O repórter Rodrigo Oliveira apresentava um programa de esportes na Rádio Gaúcha quando, sem mais nem menos, passou a fazer a apologia da cantora Anitta. Nem pensei que houvesse um "motivo oculto". Mas achei aquilo muito estranho e fiquei com antenas ligadas.
Dias antes, ela havia tido a música mais acessada em todo o mundo no Spotify. E ele falou do "orgulho para os brasileiros", comparou-a com Ayrton Senna e adjetivou de "genial" o "talento" de Anitta.
Talvez ela seja a sucessora de Villa-Lobos ou, vá lá, de Tom Jobim...
Aí lembrei que jornalistas são profissionais da palavra. E me veio a reação de Ariano Suassuna em caso análogo: se o adjetivo para essa pessoa é genial, que palavra usar para adjetivar alguém como Beethoven?
Em termos musicais, qual é a contribuição estética de Anitta? Qual de suas letras tem alguma relevância? Porque essa é, sim, a questão, em se tratando de avaliar o talento de alguém que compõe e interpreta.
Acaso o talento pode ser medido pelo número de acessos no Spotify? Aliás, será que Anitta venderia tanto sem a sua "performance pubiana"?
Duvido que uma obra-prima venha a ser top no Spotify. A massa (triste maioria) prefere o bizarro ao sublime, o excitante ao instigante, o prazer imediato ao esforço construtivo.

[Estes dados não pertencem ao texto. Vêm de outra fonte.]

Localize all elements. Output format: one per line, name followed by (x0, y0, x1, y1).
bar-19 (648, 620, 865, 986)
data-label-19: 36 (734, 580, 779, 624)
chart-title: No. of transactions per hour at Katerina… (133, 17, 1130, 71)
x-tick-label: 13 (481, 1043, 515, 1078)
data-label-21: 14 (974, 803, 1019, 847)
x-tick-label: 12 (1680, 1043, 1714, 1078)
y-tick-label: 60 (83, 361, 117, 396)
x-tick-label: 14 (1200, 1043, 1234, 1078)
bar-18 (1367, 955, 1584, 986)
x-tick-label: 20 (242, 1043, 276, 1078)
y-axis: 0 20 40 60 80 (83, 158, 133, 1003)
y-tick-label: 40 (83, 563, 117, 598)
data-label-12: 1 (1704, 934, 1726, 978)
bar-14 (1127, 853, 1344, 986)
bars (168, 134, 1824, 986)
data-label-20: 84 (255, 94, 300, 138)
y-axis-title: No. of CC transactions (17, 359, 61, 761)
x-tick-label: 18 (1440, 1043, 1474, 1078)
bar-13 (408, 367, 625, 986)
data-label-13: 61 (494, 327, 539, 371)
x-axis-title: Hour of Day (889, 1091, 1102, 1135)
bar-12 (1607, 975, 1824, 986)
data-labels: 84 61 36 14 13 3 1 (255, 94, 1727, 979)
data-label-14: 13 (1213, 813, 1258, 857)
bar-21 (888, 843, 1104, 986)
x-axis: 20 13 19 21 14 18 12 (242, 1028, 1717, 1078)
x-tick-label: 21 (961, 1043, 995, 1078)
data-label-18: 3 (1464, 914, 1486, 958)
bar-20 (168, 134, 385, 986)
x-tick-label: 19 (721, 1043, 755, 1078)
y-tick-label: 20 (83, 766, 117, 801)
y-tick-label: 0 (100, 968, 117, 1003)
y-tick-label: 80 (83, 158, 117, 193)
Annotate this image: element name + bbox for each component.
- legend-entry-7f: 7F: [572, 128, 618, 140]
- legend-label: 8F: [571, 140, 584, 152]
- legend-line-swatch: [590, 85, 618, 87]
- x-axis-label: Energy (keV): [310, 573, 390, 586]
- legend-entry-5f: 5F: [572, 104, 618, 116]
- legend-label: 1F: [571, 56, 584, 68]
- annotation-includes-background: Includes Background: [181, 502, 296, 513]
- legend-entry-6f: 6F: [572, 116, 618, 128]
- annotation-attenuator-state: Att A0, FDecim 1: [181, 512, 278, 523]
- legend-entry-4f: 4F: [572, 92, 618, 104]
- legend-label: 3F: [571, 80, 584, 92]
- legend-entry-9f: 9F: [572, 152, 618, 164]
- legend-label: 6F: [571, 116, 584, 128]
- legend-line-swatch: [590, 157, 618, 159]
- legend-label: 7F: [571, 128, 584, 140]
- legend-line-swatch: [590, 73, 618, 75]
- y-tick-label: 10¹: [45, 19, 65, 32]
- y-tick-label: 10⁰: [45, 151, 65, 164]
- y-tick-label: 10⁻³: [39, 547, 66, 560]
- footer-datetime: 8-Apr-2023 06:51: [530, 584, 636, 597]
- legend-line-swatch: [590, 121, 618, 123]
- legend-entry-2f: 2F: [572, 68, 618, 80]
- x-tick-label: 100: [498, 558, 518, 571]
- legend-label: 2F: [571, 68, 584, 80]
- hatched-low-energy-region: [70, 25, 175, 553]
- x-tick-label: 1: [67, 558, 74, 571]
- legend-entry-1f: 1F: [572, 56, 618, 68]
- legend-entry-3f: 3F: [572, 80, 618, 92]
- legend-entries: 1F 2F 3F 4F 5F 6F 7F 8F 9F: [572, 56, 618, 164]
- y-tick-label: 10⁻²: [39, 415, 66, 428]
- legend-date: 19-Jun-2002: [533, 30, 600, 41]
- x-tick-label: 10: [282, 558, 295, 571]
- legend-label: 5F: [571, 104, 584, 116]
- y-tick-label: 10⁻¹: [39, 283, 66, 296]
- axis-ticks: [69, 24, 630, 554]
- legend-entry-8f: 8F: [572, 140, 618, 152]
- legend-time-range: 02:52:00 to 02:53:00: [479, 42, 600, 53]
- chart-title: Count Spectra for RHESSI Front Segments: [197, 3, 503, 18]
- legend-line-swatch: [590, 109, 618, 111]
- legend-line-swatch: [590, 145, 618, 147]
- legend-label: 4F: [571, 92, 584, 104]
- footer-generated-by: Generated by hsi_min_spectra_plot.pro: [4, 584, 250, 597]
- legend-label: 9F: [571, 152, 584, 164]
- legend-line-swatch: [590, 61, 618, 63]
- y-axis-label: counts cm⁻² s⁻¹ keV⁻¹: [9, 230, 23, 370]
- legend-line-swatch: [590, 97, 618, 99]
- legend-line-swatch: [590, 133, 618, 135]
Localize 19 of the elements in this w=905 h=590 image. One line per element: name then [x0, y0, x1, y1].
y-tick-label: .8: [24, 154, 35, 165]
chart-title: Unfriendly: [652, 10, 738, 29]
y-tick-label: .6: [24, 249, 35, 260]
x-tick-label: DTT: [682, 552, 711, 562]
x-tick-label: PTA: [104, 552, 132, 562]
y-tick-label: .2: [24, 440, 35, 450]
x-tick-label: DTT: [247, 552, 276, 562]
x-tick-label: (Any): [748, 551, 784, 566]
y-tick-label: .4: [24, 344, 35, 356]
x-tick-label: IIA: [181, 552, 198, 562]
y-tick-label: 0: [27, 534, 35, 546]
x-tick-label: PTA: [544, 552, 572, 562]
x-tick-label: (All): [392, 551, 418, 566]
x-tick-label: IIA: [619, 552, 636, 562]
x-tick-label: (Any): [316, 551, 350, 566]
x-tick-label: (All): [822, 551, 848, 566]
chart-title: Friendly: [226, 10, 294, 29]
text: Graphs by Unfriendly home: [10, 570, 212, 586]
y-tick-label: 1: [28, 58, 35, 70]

E o interesse comercial do Spotify investe nessa maioria... Dirão que esse dado é irrelevante?
Por conhecer a figura, encarei com reserva aquela fala: Anitta é útil à "desconstrução cultural" arquitetada pela Escola de Frankfurt, da qual ela não tem a menor ideia (nem o repórter!). E aquela apologia era uma propaganda para tornar desejável um produto repulsivo.
Porém, não se trata, frise-se, de julgar a pessoa, mas de analisar um trabalho e um comportamento que têm grande repercussão social.
Fui para a internet, claro. De cara, encontrei uma tentativa de inibir os críticos: "quem critica Anitta não aceita o seu sucesso", dizem. Não é o meu caso. Fui em frente. E logo conheci "Envolver", gravada em espanhol, a degenerescência que alçou Anitta ao topo do Spotify.
Que dizer? Em termos rítmicos, aquilo é simplesmente desprezível: qualquer desapetrechado é capaz de, batucando numa mesa de bar, imitar aquela batida por demais simplória e sem graça.
Em termos melódicos, é sofrível, com efeitos editados no computador e sem nenhuma inspiração (nem cabe falar de "harmonias").
O pior, porém, é a letra: como as demais de sua lavra que examinei, fala de "acasalamento", não de vínculo; da ditadura dos instintos, não de amor. Ou seja, tira do sexo o que possa haver de amoroso e delicado para reduzi-lo a uma relação de consumo em que "o outro" é mero objeto para a satisfação de desejos viscerais e de fantasias egoístas.
Na "obra musical" dessa moça, que vem naturalizar a falta de limites, mulheres se comportam como fêmeas no cio; homens, como machos guiados por feromônios - sempre a exaltação do lado animal, não do humano.
A arte, com o idioma da sensibilidade, revela realidades e instiga o pensamento, elevando o espírito. Já o produto que Anitta comercializa só apela aos instintos e excita os sentidos para despertar no público consumidor o que lhe é mais primitivo. Tanto pior para as mulheres...
O que acontecerá com a cabeça de quem repete, repete, repete suas letras e suas fantasias? Alguém sabe? O que hoje é sabido, sim, é que, seja numa situação real, seja numa imaginária, nosso cérebro reage da mesma forma. Isso é neurociência! Sejamos responsáveis, pois!
É no mínimo esdrúxulo que gente "com escolaridade" (não diria "culta"), atenta ao politicamente correto, tenha-lhe admiração por considerá-la um "case" de marketing, isto é, por ela ter muita astúcia para ganhar e administrar seu dinheiro. Quanto ao produto do seu negócio, nada!
Por fim, entendi tudo. Descobri que havia um "motivo oculto". A opinião do repórter da Gaúcha (igual à do pessoalzinho do Fantástico) vinha do fato de que Anitta quis liderar uma campanha contra Bolsonaro.
Bem, desse jeito, com tanta gente depravada a tomar partido contra o presidente da República, ele é bem capaz de ser reeleito.
Renato Sant'Ana é Advogado e Psicólogo.